Ora voi, da geologi, avreste mai pensato che in Giappone un terremoto di magnitudo 9 non poteva mai accadere?
Avreste mai pensato che uno tsunami del genere non poteva accadere?

Ho cercato il cablogramma sul sito del Guardian da cui è partita la notizia QUI

ma ho trovato solo questo dove, al punto 6, si parla della questione ma non c'è nessun accenno dell'avvertimento dell'AIEA o, almeno, io non l'ho visto.

Se poi ripenso al piano preliminare che descrive le operazioni che hanno portato alla scelata di Scanzano Jonico mi viene da piangere. Anche perchè scegliere un solo posto non è molto furbo perchè se in corso d'opera scopri che hai toppato che fai?
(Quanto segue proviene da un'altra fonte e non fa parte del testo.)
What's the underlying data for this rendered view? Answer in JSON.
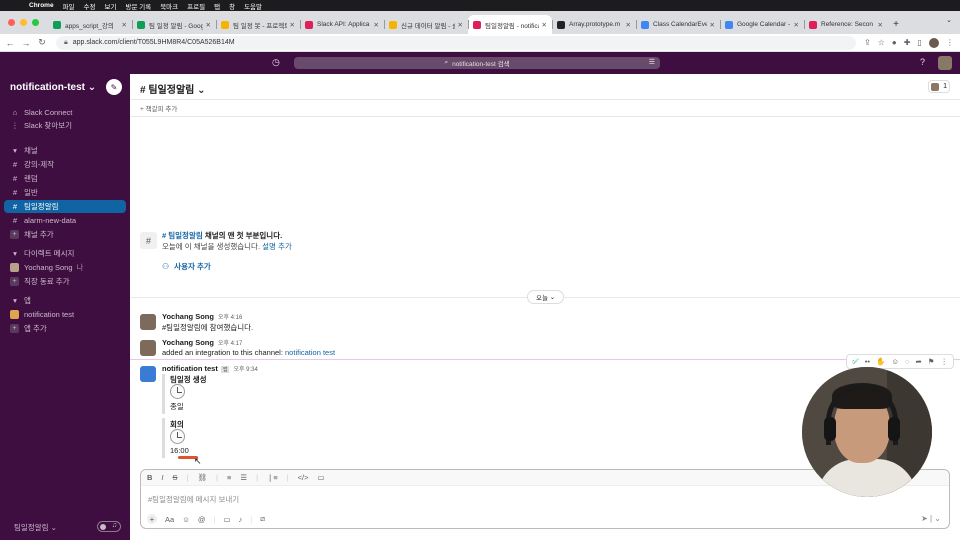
{
  "menubar": {
    "app": "Chrome",
    "items": [
      "파일",
      "수정",
      "보기",
      "방문 기록",
      "북마크",
      "프로필",
      "탭",
      "창",
      "도움말"
    ]
  },
  "browser": {
    "tabs": [
      {
        "title": "apps_script_강의",
        "color": "#0f9d58"
      },
      {
        "title": "팀 일정 알림 - Goog",
        "color": "#0f9d58"
      },
      {
        "title": "팀 일정 봇 - 프로젝트",
        "color": "#f4b400"
      },
      {
        "title": "Slack API: Applica",
        "color": "#e01e5a"
      },
      {
        "title": "신규 데이터 알림 - 슬",
        "color": "#f4b400"
      },
      {
        "title": "팀일정알림 - notifica",
        "color": "#e01e5a",
        "active": true
      },
      {
        "title": "Array.prototype.m",
        "color": "#222222"
      },
      {
        "title": "Class CalendarEve",
        "color": "#4285f4"
      },
      {
        "title": "Google Calendar -",
        "color": "#4285f4"
      },
      {
        "title": "Reference: Secon",
        "color": "#e01e5a"
      }
    ],
    "url": "app.slack.com/client/T055L9HM8R4/C05A526B14M"
  },
  "slack_top": {
    "search_placeholder": "notification-test 검색"
  },
  "sidebar": {
    "workspace": "notification-test",
    "top_items": [
      {
        "label": "Slack Connect",
        "icon": "slack-connect-icon"
      },
      {
        "label": "Slack 찾아보기",
        "icon": "more-icon"
      }
    ],
    "channels_header": "채널",
    "channels": [
      {
        "label": "강의-제작",
        "active": false
      },
      {
        "label": "랜덤",
        "active": false
      },
      {
        "label": "일반",
        "active": false
      },
      {
        "label": "팀일정알림",
        "active": true
      },
      {
        "label": "alarm-new-data",
        "active": false
      }
    ],
    "add_channel": "채널 추가",
    "dm_header": "다이렉트 메시지",
    "dm_user": "Yochang Song",
    "dm_me": "나",
    "add_coworker": "직장 동료 추가",
    "apps_header": "앱",
    "app_item": "notification test",
    "add_app": "앱 추가",
    "bottom_label": "팀일정알림"
  },
  "channel": {
    "name": "팀일정알림",
    "member_count": "1",
    "bookmark": "책갈피 추가",
    "intro_channel": "# 팀일정알림",
    "intro_suffix": " 채널의 맨 첫 부분입니다.",
    "intro_line2": "오늘에 이 채널을 생성했습니다.",
    "intro_link": "설명 추가",
    "add_user": "사용자 추가",
    "day_divider": "오늘"
  },
  "messages": [
    {
      "author": "Yochang Song",
      "time": "오후 4:16",
      "text": "#팀일정알림에 참여했습니다."
    },
    {
      "author": "Yochang Song",
      "time": "오후 4:17",
      "text": "added an integration to this channel: ",
      "link": "notification test"
    },
    {
      "author": "notification test",
      "time": "오후 9:34",
      "app_badge": "앱"
    }
  ],
  "attachments": [
    {
      "title": "팀일정 생성",
      "value": "종일"
    },
    {
      "title": "회의",
      "value": "16:00"
    }
  ],
  "composer": {
    "placeholder": "#팀일정알림에 메시지 보내기"
  }
}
Un'ultima osservazione. I governatori delle regioni del nord Italia hanno più o meno rifiutato l'eventiale localizzazione di centrali nucleari nelle loro regioni, a volte accampando la motivazione che la loro regione sarebbe autonoma dal punto di vista energetico.
Ebbene la supposta autosufficienza energetica è falsa.
Poichè non trovo il link del documento di Terna riguardo ai cpoonsumi e produzioni energetiche relative al 2009, cito quanto scritto da Marco Cattaneo nel suo blog su Le Scienze.
Il titolo è Buio in Val Padana, poco mossi gli altri mari.

Quote:

i dati Terna relativi al 2009 sono impietosi: il Piemonte ha consumato quasi 26.000 gigawattora, con un deficit di 2601 Gwh; il Veneto ne ha consumati poco più di 30.000, con un deficit di 15.275 (più del 50 per cento); la Lombardia ha avuto una domanda di oltre 65.000 Gwh e un deficit di 21.082.